Some believe business cards don’t carry the weight they use to in the business world. With the invent of online business cards and social media, people have started to put more weight into their online identities. The truth is business cards can still be powerful networking tools if used properly. The problem is a lot of people simply collect business cards during networking events and then forget about them. They wind up in the bottom of their desk drawer collecting dust.
Every entrepreneur should have an system for organizing business cards they receive. If not, you could be losing clients and money.
Tip 1: Take notes
I’ve always been a big note taker, so what I like to do is jot down simple notes about the person on the back of each card I receive. Some things you may want to note are the name of the event where you met them, their area of expertise, if you think they could be a potential client, what they look like, any special contacts they have, etc. When you come across the card at a later date, you can flip it over and take a look at the notes you wrote and you’re instantly reminded of when you received the card and the person you received it from.
If you use a contact management program to keep track of your contacts and clients, you would simply transfer your notes to the system after the networking event.
Tip 2: Make contact sooner rather than later
Just as you send a follow-up message after a job interview, it’s good practice to do the same thing after a networking event. When I say “follow-up”, I don’t mean anything fancy or formal; it could be something as simple as a quick email to say “Jill, it was great to meet you last night. Please let me know if there’s anything I can ever do for you.” The point of this is to stand out in the contact’s mind. Later on down the road, when you call them to set up a real meeting, they’ll know who you are and may be more inclined to meet with you.

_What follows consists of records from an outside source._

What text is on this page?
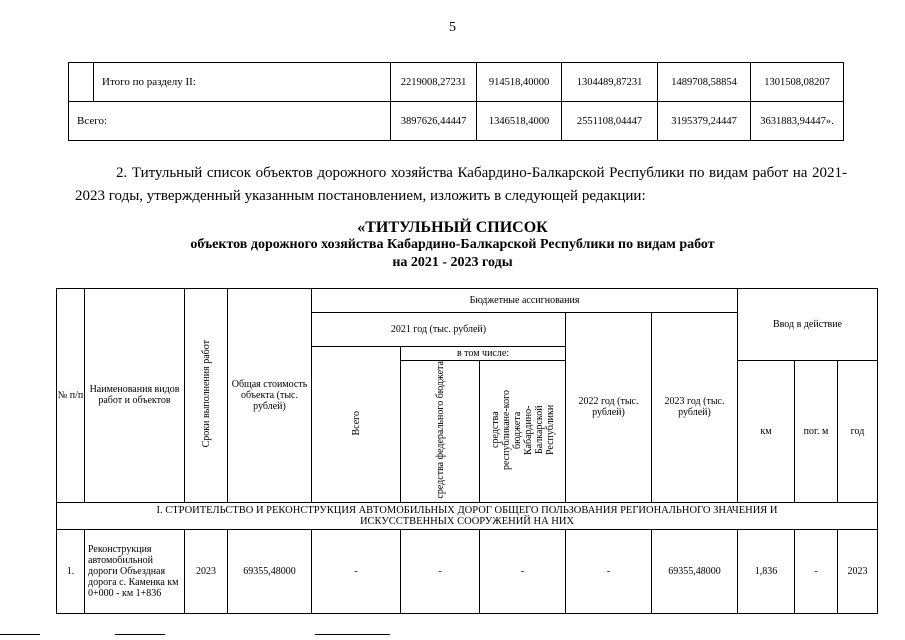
5
	Итого по разделу II:	2219008,27231	914518,40000	1304489,87231	1489708,58854	1301508,08207
Всего:		3897626,44447	1346518,4000	2551108,04447	3195379,24447	3631883,94447».
2. Титульный список объектов дорожного хозяйства Кабардино-Балкарской Республики по видам работ на 2021-2023 годы, утвержденный указанным постановлением, изложить в следующей редакции:
«ТИТУЛЬНЫЙ СПИСОК
объектов дорожного хозяйства Кабардино-Балкарской Республики по видам работ
на 2021 - 2023 годы
№ п/п	Наименования видов работ и объектов	Сроки выполнения работ	Общая стоимость объекта (тыс. рублей)	Бюджетные ассигнования					Ввод в действие		
				2021 год (тыс. рублей)			2022 год (тыс. рублей)	2023 год (тыс. рублей)			
				Всего	в том числе:						
					средства федерального бюджета	средства республикане-кого бюджета Кабардино-Балкарской Республики			км	пог. м	год
I. СТРОИТЕЛЬСТВО И РЕКОНСТРУКЦИЯ АВТОМОБИЛЬНЫХ ДОРОГ ОБЩЕГО ПОЛЬЗОВАНИЯ РЕГИОНАЛЬНОГО ЗНАЧЕНИЯ И ИСКУССТВЕННЫХ СООРУЖЕНИЙ НА НИХ											
1.	Реконструкция автомобильной дороги Объездная дорога с. Каменка км 0+000 - км 1+836	2023	69355,48000	-	-	-	-	69355,48000	1,836	-	2023
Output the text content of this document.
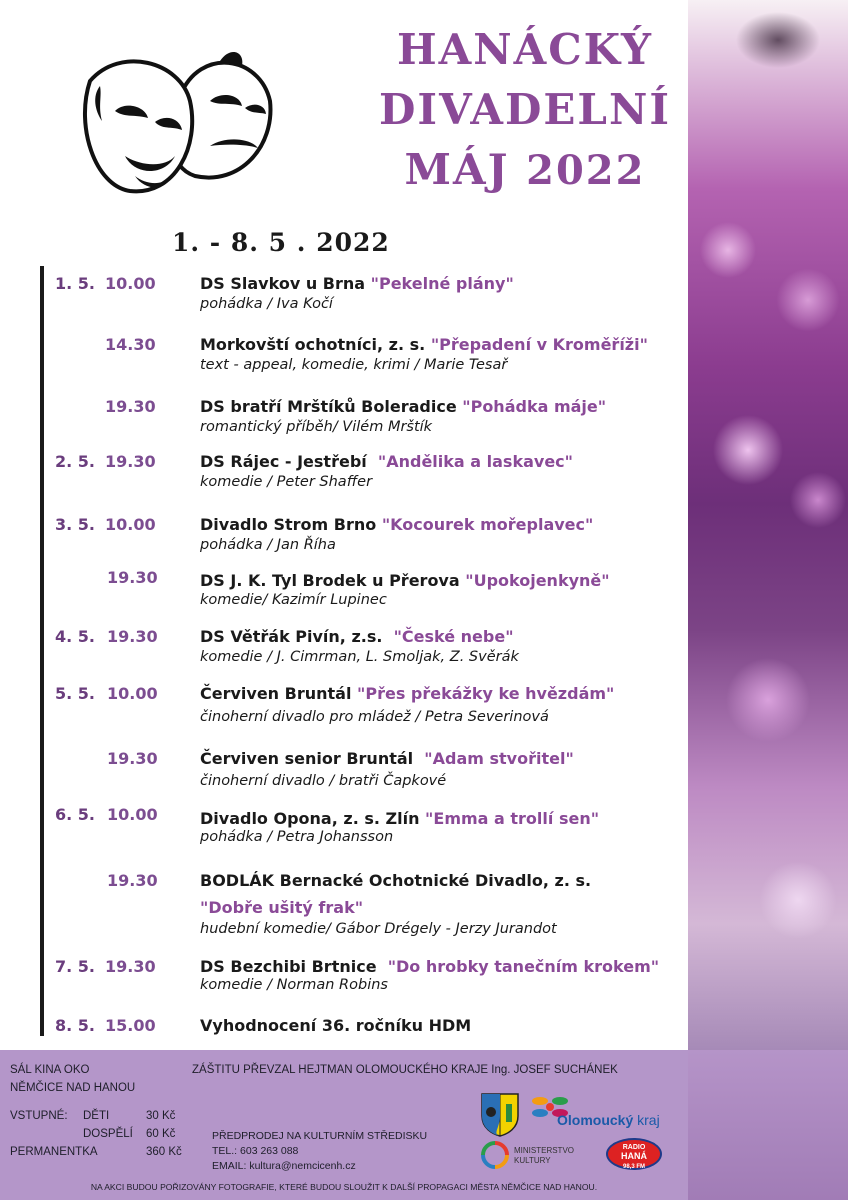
HANÁCKÝ
DIVADELNÍ
MÁJ 2022
1. - 8. 5 . 2022
1. 5. 10.00	DS Slavkov u Brna "Pekelné plány"
pohádka / Iva Kočí
14.30	Morkovští ochotníci, z. s. "Přepadení v Kroměříži"
text - appeal, komedie, krimi / Marie Tesař
19.30	DS bratří Mrštíků Boleradice "Pohádka máje"
romantický příběh/ Vilém Mrštík
2. 5. 19.30	DS Rájec - Jestřebí "Andělika a laskavec"
komedie / Peter Shaffer
3. 5. 10.00	Divadlo Strom Brno "Kocourek mořeplavec"
pohádka / Jan Říha
19.30	DS J. K. Tyl Brodek u Přerova "Upokojenkyně"
komedie/ Kazimír Lupinec
4. 5. 19.30	DS Větřák Pivín, z.s. "České nebe"
komedie / J. Cimrman, L. Smoljak, Z. Svěrák
5. 5. 10.00	Červiven Bruntál "Přes překážky ke hvězdám"
činoherní divadlo pro mládež / Petra Severinová
19.30	Červiven senior Bruntál "Adam stvořitel"
činoherní divadlo / bratři Čapkové
6. 5. 10.00	Divadlo Opona, z. s. Zlín "Emma a trollí sen"
pohádka / Petra Johansson
19.30	BODLÁK Bernacké Ochotnické Divadlo, z. s.
"Dobře ušitý frak"
hudební komedie/ Gábor Drégely - Jerzy Jurandot
7. 5. 19.30	DS Bezchibi Brtnice "Do hrobky tanečním krokem"
komedie / Norman Robins
8. 5. 15.00	Vyhodnocení 36. ročníku HDM
SÁL KINA OKO
NĚMČICE NAD HANOU
ZÁŠTITU PŘEVZAL HEJTMAN OLOMOUCKÉHO KRAJE Ing. JOSEF SUCHÁNEK
VSTUPNÉ: DĚTI	30 Kč
DOSPĚLÍ 60 Kč
PERMANENTKA	360 Kč
PŘEDPRODEJ NA KULTURNÍM STŘEDISKU
TEL.: 603 263 088
EMAIL: kultura@nemcicenh.cz
Olomoucký kraj
MINISTERSTVO
KULTURY
RADIO
HANÁ
98,3 FM
NA AKCI BUDOU POŘIZOVÁNY FOTOGRAFIE, KTERÉ BUDOU SLOUŽIT K DALŠÍ PROPAGACI MĚSTA NĚMČICE NAD HANOU.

Tip 3: Put them in their place
A lot of my clients tell me that their business card filing system consists of their desk drawer at home and a rubber band. Most people don’t take the time to set up a real filing system for their business cards. It may have something to do with the size of the card. The fact is, those business cards you collect are just as important as any other business documents. One of those cards could be your next big client.
Your filing system should be simple but practical. File the cards according to networking event, services, or how you plan to follow-up later.
Tip 4: Purge when necessary
I recently found a business card I collected 8 years ago during a networking event. There were notes on the back of the card but I had no memory of ever meeting or talking to this person. Why was I still holding on to that business card? After I read the notes I had written on the back, I was even more perplexed and wondered why I had even bothered to accept their card. I suspect it was out of “professional courtesy”. I’m sure you have a few cards in your collection that you really have no use for but you accepted anyway because you felt it might be rude not to. Those are the cards you should purge. Review your collection monthly and toss the cards you know you don’t need.
Tip 5: Keep your card updated
I recently enhanced my business card to include a QR (Quick Response) code. QR codes are two dimensional bar codes that are easily scanned using any modern day smart phone (iPhone or Android). The QR code is linked to a 40 second introduction video that I created for potential clients. When the recipient scans the QR code on my business card (or any other marketing material I add it to), they are instantly taken to YouTube right on their phone to view my video. The QR code can be linked to a website, a SMS message, an image or even an electronic version of your business card (they scan the code and your contact information is automatically downloaded and added to their phone address book).
Following these 5 tips could help you meet more quality clients and partners.